To evaluate the implementation of Control 2 on a periodic basis, the evaluation team must move a benign software test program that is not included in the authorized software list to 10 systems on the network. Two of the systems must be included in the asset inventory database, while the other systems do not need to be included. The evaluation team must then verify that the systems generate an alert or e-mail notice regarding the new software within 24 hours. The team must also verify that the alert or e-mail is received within one additional hour indicating that the software has been blocked or quarantined. The evaluation team must verify that the system provides details of the location of each machine with this new test software, including information about the asset owner. The evaluation team must then verify that the software is blocked by attempting to execute it and verifying that the software is not allowed to run.

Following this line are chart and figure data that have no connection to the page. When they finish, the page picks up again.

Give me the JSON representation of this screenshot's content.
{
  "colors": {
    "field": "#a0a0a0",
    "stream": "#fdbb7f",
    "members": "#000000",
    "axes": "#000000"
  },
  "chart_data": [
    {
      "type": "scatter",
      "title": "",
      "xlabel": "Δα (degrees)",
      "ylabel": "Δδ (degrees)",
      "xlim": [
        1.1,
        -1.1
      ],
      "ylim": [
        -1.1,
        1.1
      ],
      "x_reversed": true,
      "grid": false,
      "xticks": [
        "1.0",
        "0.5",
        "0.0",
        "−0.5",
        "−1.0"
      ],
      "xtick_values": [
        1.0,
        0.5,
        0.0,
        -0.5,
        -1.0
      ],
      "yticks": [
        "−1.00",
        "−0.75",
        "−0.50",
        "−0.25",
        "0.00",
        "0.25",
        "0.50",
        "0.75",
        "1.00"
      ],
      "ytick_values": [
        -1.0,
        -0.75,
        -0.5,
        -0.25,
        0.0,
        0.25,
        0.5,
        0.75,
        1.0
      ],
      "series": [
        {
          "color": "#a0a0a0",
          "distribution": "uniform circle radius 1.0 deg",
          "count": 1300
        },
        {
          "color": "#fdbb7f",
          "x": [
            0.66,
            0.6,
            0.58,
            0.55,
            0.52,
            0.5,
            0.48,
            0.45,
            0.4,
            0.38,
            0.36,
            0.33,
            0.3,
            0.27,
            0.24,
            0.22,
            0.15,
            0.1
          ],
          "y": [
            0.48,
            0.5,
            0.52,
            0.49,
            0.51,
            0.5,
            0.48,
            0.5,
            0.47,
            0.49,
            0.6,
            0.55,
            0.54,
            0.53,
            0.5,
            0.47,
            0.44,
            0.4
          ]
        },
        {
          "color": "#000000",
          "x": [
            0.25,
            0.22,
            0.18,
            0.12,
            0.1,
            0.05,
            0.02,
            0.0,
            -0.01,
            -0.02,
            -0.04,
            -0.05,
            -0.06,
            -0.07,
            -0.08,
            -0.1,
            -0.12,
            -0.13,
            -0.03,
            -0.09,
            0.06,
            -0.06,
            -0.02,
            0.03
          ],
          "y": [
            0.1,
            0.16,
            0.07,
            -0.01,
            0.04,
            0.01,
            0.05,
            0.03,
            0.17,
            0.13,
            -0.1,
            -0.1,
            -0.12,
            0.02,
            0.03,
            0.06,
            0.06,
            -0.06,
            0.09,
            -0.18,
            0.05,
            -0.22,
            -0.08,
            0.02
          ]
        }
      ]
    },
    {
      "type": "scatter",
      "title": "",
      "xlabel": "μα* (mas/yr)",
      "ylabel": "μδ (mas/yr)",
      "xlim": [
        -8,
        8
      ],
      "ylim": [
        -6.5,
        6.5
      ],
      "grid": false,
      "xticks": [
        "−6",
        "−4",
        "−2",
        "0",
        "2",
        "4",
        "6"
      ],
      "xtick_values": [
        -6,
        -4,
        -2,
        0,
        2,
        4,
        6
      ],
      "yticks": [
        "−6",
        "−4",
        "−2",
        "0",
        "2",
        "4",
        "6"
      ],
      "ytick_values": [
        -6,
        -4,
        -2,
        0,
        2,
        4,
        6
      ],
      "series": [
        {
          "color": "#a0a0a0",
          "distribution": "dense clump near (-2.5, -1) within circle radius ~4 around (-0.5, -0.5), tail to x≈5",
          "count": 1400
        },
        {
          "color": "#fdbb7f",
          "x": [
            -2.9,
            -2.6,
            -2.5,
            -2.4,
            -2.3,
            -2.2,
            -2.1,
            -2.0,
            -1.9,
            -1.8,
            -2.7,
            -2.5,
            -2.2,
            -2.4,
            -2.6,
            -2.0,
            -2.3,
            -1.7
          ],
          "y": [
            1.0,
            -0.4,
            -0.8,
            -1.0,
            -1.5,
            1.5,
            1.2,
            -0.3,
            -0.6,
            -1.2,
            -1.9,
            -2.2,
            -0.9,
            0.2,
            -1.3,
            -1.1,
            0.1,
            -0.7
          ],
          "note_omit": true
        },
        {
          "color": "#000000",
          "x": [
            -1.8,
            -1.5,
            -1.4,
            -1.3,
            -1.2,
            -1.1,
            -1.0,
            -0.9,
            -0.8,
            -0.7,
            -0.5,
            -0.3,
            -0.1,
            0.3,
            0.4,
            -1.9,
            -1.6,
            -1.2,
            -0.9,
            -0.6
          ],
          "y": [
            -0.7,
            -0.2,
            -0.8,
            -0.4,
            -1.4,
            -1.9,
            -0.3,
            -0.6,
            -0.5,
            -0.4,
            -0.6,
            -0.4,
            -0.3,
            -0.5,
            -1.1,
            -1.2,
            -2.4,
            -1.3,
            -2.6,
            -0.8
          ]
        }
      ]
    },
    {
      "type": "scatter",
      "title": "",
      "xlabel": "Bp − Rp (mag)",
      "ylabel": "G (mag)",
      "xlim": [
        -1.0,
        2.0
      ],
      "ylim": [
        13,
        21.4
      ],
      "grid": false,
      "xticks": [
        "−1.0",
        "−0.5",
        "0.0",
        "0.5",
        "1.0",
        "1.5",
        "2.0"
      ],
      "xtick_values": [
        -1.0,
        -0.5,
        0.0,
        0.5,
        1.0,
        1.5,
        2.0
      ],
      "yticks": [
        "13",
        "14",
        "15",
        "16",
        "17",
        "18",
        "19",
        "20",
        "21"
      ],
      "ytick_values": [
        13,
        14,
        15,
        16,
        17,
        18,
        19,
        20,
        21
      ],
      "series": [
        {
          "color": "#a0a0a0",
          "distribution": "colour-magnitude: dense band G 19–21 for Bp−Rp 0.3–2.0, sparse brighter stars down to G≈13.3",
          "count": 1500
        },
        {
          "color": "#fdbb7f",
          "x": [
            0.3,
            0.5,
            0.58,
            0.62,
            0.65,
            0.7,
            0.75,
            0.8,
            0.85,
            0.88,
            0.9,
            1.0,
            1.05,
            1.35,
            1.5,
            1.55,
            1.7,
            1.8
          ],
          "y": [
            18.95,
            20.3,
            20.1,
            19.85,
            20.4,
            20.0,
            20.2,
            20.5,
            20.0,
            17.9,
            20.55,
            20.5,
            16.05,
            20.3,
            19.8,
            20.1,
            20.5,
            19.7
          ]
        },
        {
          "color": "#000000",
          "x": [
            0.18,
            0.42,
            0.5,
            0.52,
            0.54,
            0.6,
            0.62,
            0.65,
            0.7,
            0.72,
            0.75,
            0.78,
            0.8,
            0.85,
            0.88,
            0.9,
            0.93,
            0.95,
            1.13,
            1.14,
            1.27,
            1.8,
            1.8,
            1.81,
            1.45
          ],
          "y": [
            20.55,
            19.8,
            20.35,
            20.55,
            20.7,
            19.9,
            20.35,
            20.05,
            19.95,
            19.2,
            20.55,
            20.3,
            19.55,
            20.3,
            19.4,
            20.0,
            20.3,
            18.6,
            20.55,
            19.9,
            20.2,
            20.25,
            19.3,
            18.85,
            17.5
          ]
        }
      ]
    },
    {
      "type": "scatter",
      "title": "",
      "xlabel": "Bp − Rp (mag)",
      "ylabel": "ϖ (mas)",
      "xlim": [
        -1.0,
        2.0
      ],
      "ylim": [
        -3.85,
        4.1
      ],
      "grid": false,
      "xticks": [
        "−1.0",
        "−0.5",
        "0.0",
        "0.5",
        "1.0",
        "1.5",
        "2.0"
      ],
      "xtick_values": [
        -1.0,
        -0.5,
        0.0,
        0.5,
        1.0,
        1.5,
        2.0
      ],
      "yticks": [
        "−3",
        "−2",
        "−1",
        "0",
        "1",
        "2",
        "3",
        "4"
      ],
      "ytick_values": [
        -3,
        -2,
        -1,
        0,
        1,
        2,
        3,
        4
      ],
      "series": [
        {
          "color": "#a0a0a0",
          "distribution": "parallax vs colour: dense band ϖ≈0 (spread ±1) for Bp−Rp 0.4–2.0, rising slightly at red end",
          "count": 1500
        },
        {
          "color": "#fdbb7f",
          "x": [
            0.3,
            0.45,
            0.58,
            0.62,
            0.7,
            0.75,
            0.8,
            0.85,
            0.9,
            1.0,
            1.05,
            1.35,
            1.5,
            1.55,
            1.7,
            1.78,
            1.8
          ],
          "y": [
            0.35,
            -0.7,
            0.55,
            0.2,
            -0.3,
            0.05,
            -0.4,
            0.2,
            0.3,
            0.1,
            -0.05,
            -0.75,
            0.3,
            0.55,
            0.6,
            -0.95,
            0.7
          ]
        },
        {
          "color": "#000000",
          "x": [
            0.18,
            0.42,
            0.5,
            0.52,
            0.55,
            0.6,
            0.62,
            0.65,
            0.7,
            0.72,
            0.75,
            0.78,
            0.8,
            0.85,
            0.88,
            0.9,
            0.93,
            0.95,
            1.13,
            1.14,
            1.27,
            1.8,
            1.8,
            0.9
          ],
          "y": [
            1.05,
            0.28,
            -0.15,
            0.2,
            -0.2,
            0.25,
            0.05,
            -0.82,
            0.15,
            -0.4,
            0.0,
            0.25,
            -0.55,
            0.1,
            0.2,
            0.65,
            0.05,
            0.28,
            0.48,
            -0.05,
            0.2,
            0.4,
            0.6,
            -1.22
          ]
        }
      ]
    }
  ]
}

Organizations will find that by diagramming the entities necessary to fully meet the goals defined in this control, it will be easier to identify how to implement them, test the controls, and identify where potential failures in the system might occur.
A control system is a device or set of devices to manage, command, direct, or regulate the behavior of other devices or systems. In this case, we are examining software installed on the organization's network systems. These systems should be able to identify if new software is introduced to the environment that has not been authorized by enterprise personnel. The following list of the steps in the above diagram shows how the entities work together to meet the business goal defined in this control. The list also delineates each of the process steps in order to help identify potential failure points in the overall control.
Step 1: Active device scanner
Step 2: Active scanner reports to inventory database
Step 3: Inventory database compares to inventory baseline
Step 4: Inventory database initiates alerting system
Step 5: Alert system notifies security defenders
Step 6: Security defenders monitor and secure inventory database
Step 7: Security defenders update software inventory database
Step 8: White listing tool continuously monitors all systems on the network
Step 9: White listing checks and makes updates to the software inventory database.
4 The "first five" quick wins are those being implemented first by the most security-aware and skilled organizations because they are the most effective means yet found to stop the wave of targeted intrusions that are doing the greatest damage to many organizations.